Additionally, participants in the clinical samples presented with comorbid disorders. Although this increases the ecological validity of the current validation, comorbid information is not integrated into the psychometric analyses. Therefore, comorbid symptoms may attenuate some of the reported measures (e.g., internal validity, discriminant validity).

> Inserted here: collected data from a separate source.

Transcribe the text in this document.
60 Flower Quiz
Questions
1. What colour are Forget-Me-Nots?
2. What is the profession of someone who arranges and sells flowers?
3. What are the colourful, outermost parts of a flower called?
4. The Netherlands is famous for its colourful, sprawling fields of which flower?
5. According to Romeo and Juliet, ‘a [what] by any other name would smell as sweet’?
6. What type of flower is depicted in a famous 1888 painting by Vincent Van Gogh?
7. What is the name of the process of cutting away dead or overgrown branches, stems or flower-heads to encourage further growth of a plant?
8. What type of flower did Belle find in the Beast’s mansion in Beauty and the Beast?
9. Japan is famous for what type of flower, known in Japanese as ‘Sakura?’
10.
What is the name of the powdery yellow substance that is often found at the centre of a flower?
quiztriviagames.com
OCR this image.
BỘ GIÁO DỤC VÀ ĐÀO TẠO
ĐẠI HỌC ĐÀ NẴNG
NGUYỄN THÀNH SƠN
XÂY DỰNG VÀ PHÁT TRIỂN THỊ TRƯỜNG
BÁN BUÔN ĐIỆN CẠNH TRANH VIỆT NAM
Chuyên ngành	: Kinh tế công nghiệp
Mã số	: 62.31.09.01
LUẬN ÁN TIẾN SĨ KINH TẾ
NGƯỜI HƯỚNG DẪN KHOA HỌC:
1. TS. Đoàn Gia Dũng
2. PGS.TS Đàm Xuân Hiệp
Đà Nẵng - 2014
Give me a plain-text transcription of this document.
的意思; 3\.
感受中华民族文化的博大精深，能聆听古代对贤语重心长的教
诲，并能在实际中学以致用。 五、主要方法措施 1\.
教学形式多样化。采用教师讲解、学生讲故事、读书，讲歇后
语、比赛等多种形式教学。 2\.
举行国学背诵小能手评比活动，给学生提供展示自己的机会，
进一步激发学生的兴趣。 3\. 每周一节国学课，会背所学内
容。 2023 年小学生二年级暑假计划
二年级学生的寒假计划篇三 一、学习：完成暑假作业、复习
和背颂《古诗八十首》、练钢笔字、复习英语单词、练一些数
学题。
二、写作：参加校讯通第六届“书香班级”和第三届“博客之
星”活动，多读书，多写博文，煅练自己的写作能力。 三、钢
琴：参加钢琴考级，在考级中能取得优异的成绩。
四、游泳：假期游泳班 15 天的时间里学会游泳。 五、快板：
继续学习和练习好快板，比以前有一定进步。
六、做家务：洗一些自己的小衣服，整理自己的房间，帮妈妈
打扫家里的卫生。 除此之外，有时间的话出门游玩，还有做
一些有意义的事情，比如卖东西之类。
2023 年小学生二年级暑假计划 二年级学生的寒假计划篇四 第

Lastly, the sample size of the OCD group should be increased in future studies. While the average item communalities (h2 = .73) indicate that a sample size of n = 100 is adequate for conducting the CFA according to rules of thumb (Hair et al., 2019), a larger OCD sample may enhance the robustness of findings. The total sample size (N = 419), however, is adequate for conducting the CFA on the OCI-12 which supports the four-factor structure, including the higher-order factor representing general OCD symptoms. A valuable next step would be recruiting a large, representative sample, which would allow the development of norms for the OCI-12.
Conclusion
The German version of the OCI-12 presents a syndromally valid self-report measure to assess OCD symptoms which can be used in research and clinical settings. The original four-factor structure with a higher-order factor of general OCD symptoms could be replicated and the OCI-12 possesses good-to-excellent psychometric properties in terms of internal and test-retest reliability and construct validity. Furthermore, the OCI-12 possesses good-to excellent-diagnostic accuracy for its established clinical cut-off values. To enable a wide use of the OCI-12, the German versions of this questionnaire, including the item numbering and scoring guidelines, can be found in Supplement G and in Müller and Cludius, 2024S. As a next step, conducting a study with larger sample sizes would be valuable to establish norms, enabling an even more meaningful and precise interpretation of scores on the OCI-12.